# STEP 9: Rename Columns (Standardization) – Complete Pandas Guide

This notebook covers **ALL practical and enterprise-grade ways** to RENAME and STANDARDIZE
column names in a Pandas DataFrame.

Focus: **readability, consistency, joins, analytics, and best practices**.


In [None]:

import pandas as pd
import numpy as np


## 1. Sample Dataset with Messy Column Names

In [None]:

df = pd.DataFrame({
    "Order ID": [1001, 1002, 1003],
    "Customer Name": ["Alice", "Bob", "Charlie"],
    "Total Sales($)": [2500, 1800, 2200],
    "Order-Date": ["2024-01-01", "2024-01-02", "2024-01-03"],
    "Ship City ": ["Mumbai", "Delhi", "Pune"]
})
df


## 2. Rename Columns Using Dictionary

In [None]:

df_rename_dict = df.rename(columns={
    "Order ID": "order_id",
    "Customer Name": "customer_name",
    "Total Sales($)": "total_sales",
    "Order-Date": "order_date"
})
df_rename_dict


## 3. Rename Columns Using inplace=True

In [None]:

df_inplace = df.copy()
df_inplace.rename(columns={"Ship City ": "ship_city"}, inplace=True)
df_inplace


## 4. Rename All Columns at Once

In [None]:

df_all = df.copy()
df_all.columns = [
    "order_id",
    "customer_name",
    "total_sales",
    "order_date",
    "ship_city"
]
df_all


## 5. Convert Columns to snake_case (Most Used)

In [None]:

df_snake = df.copy()
df_snake.columns = (
    df_snake.columns
    .str.strip()
    .str.lower()
    .str.replace(" ", "_")
    .str.replace("-", "_")
    .str.replace(r"[()$]", "", regex=True)
)
df_snake


## 6. Remove Special Characters from Column Names

In [None]:

df_special = df.copy()
df_special.columns = df_special.columns.str.replace(r'[^a-zA-Z0-9_]', '', regex=True)
df_special


## 7. Prefix or Suffix Columns

In [None]:

df_prefix = df.copy()
df_prefix = df_prefix.add_prefix("ord_")

df_suffix = df.copy()
df_suffix = df_suffix.add_suffix("_col")

df_prefix, df_suffix


## 8. Rename Columns for Joins / Merges

In [None]:

df_left = df.rename(columns={"Order ID": "order_id"})
df_right = df.rename(columns={"Order ID": "order_id"})

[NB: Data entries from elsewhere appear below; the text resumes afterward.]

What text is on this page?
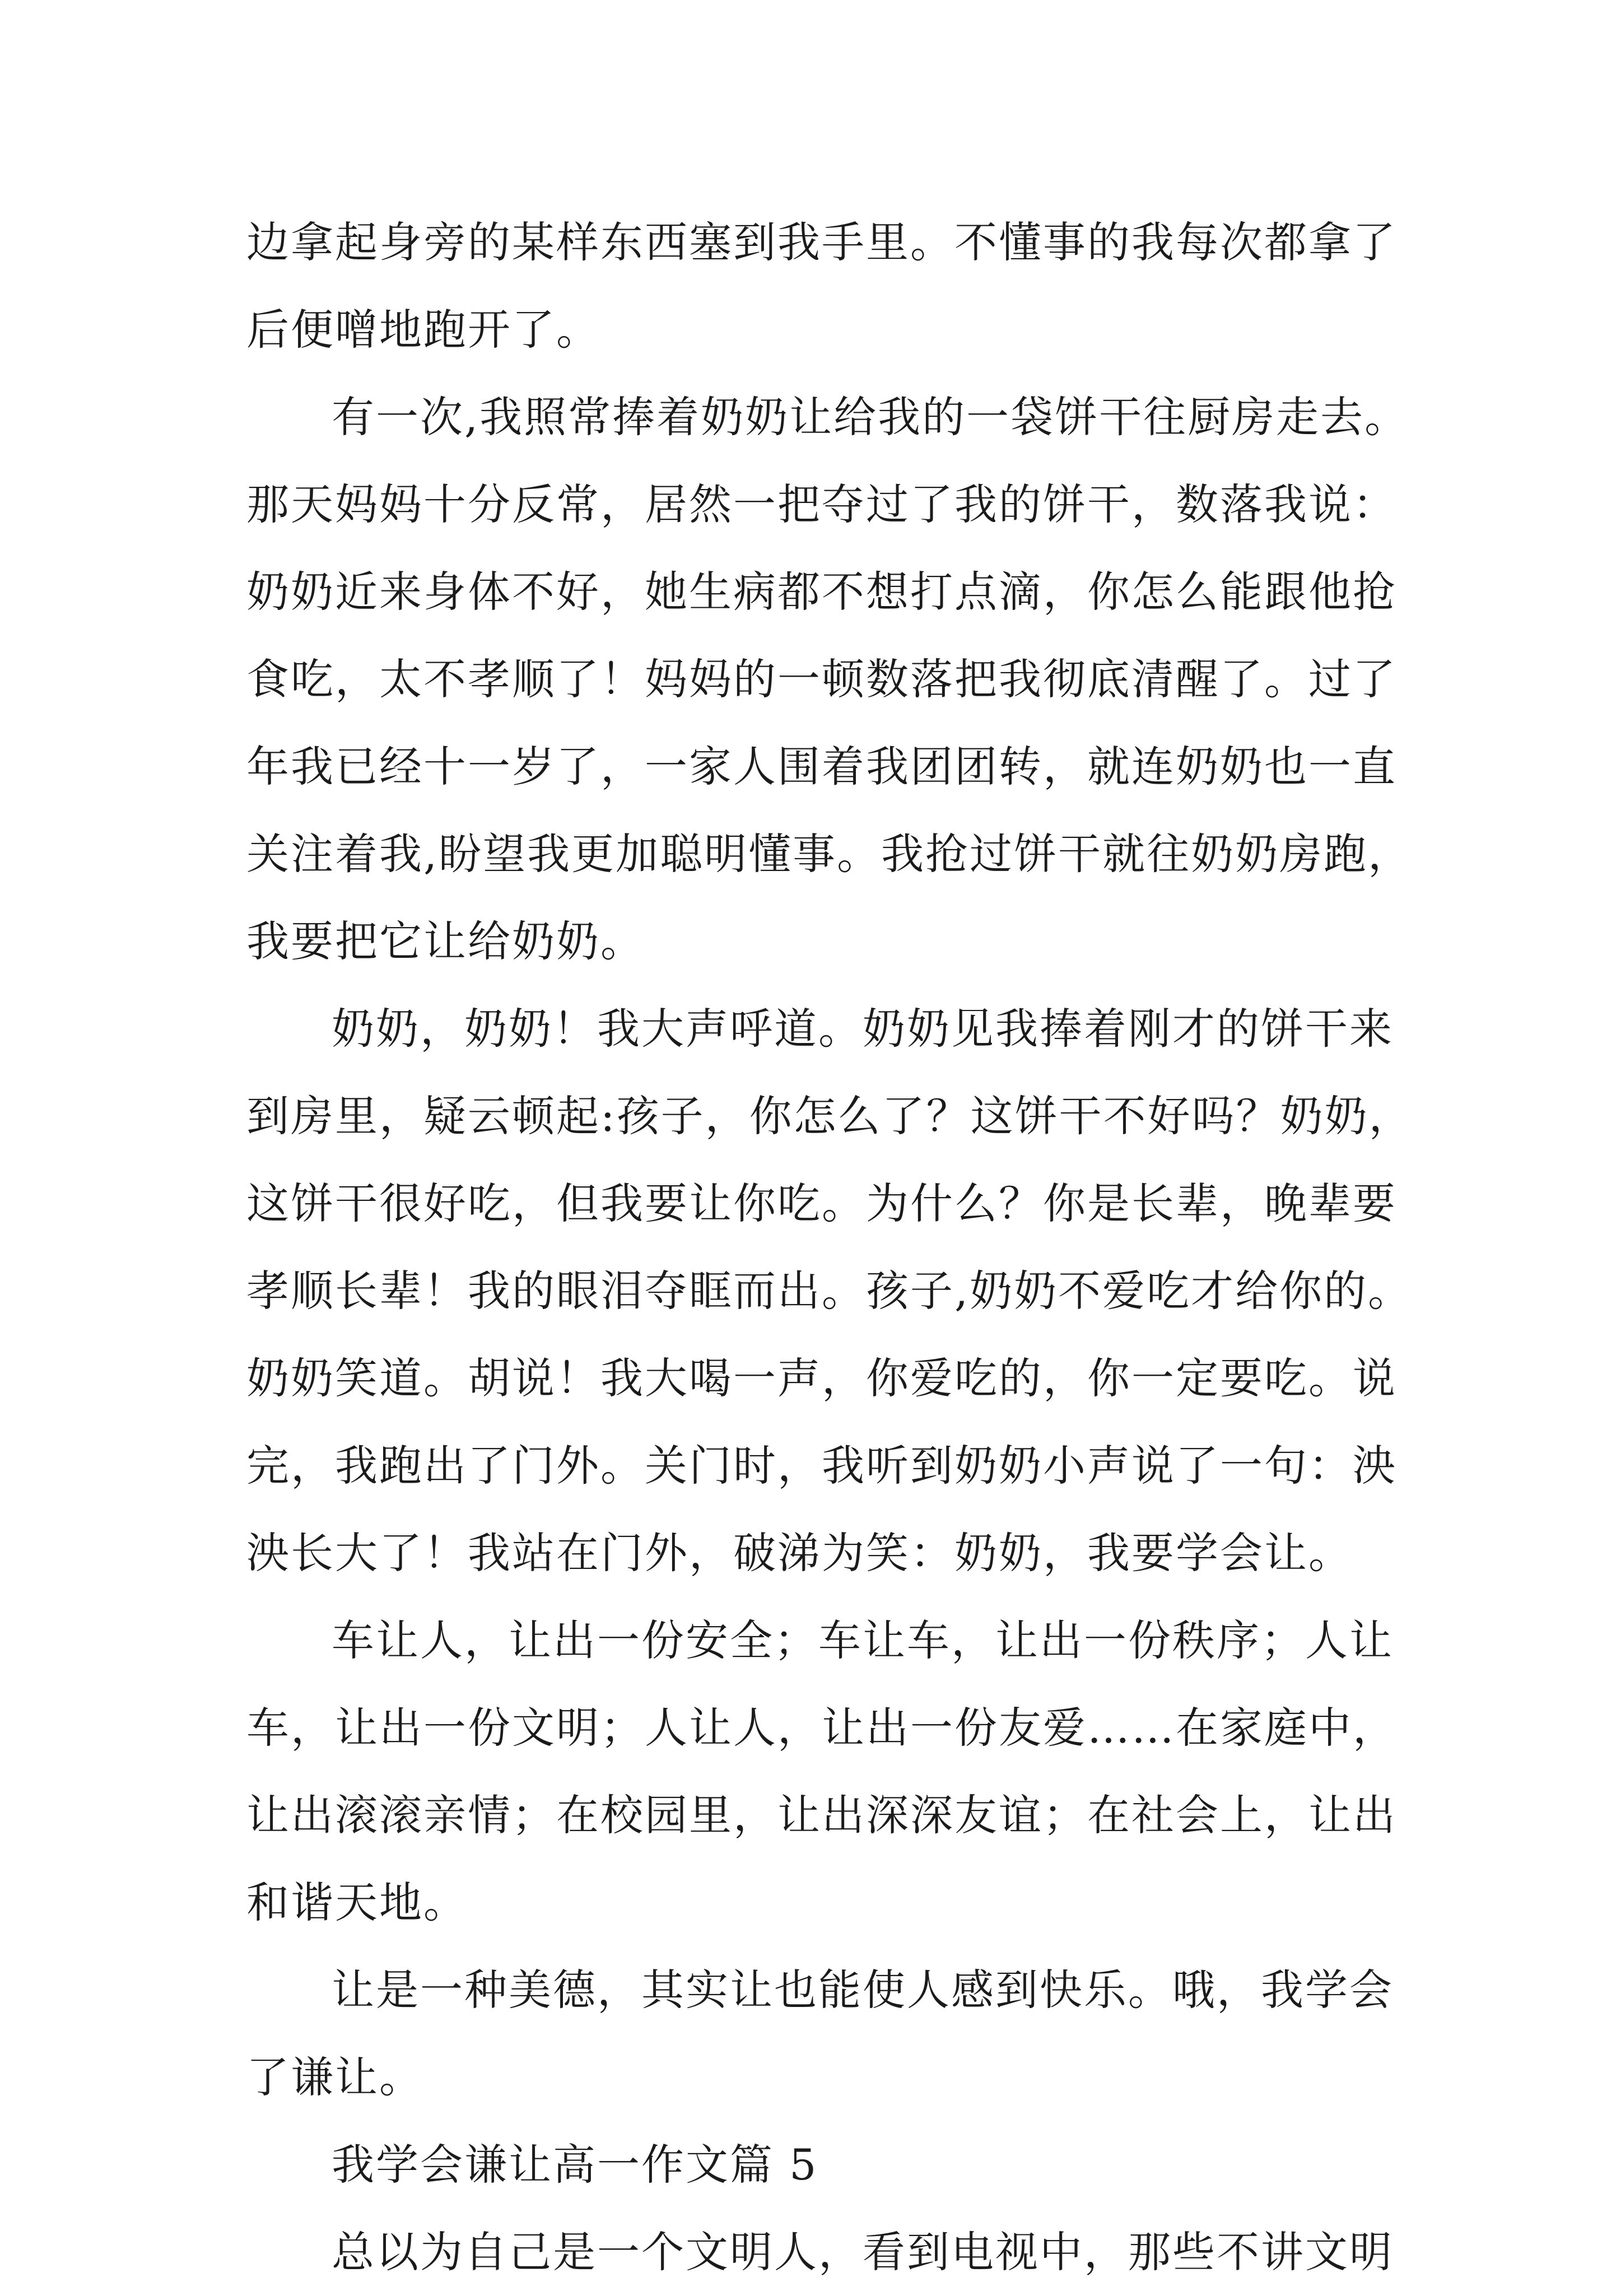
边拿起身旁的某样东西塞到我手里。不懂事的我每次都拿了
后便噌地跑开了。
有一次,我照常捧着奶奶让给我的一袋饼干往厨房走去。
那天妈妈十分反常，居然一把夺过了我的饼干，数落我说：
奶奶近来身体不好，她生病都不想打点滴，你怎么能跟他抢
食吃，太不孝顺了！妈妈的一顿数落把我彻底清醒了。过了
年我已经十一岁了，一家人围着我团团转，就连奶奶也一直
关注着我,盼望我更加聪明懂事。我抢过饼干就往奶奶房跑，
我要把它让给奶奶。
奶奶，奶奶！我大声呼道。奶奶见我捧着刚才的饼干来
到房里，疑云顿起:孩子，你怎么了？这饼干不好吗？奶奶，
这饼干很好吃，但我要让你吃。为什么？你是长辈，晚辈要
孝顺长辈！我的眼泪夺眶而出。孩子,奶奶不爱吃才给你的。
奶奶笑道。胡说！我大喝一声，你爱吃的，你一定要吃。说
完，我跑出了门外。关门时，我听到奶奶小声说了一句：泱
泱长大了！我站在门外，破涕为笑：奶奶，我要学会让。
车让人，让出一份安全；车让车，让出一份秩序；人让
车，让出一份文明；人让人，让出一份友爱……在家庭中，
让出滚滚亲情；在校园里，让出深深友谊；在社会上，让出
和谐天地。
让是一种美德，其实让也能使人感到快乐。哦，我学会
了谦让。
我学会谦让高一作文篇 5
总以为自己是一个文明人，看到电视中，那些不讲文明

## 9. Rename Using Function (Advanced)

In [None]:

def clean_column(col):
    return col.strip().lower().replace(" ", "_")

df_func = df.copy()
df_func.columns = df_func.columns.map(clean_column)
df_func


## 10. Validate Column Names

In [None]:

df_func.columns.is_unique
df_func.columns



## ✅ Best Practices & Interview Notes
- Use **snake_case** consistently
- Avoid spaces and special characters
- Rename before joins and aggregations
- Column names should be semantic and stable
- Standardization improves code quality



## ✔ Summary
- `rename()` is safest for partial changes
- `.columns` assignment is fastest for full rename
- String methods make bulk standardization easy
- Clean column names = fewer bugs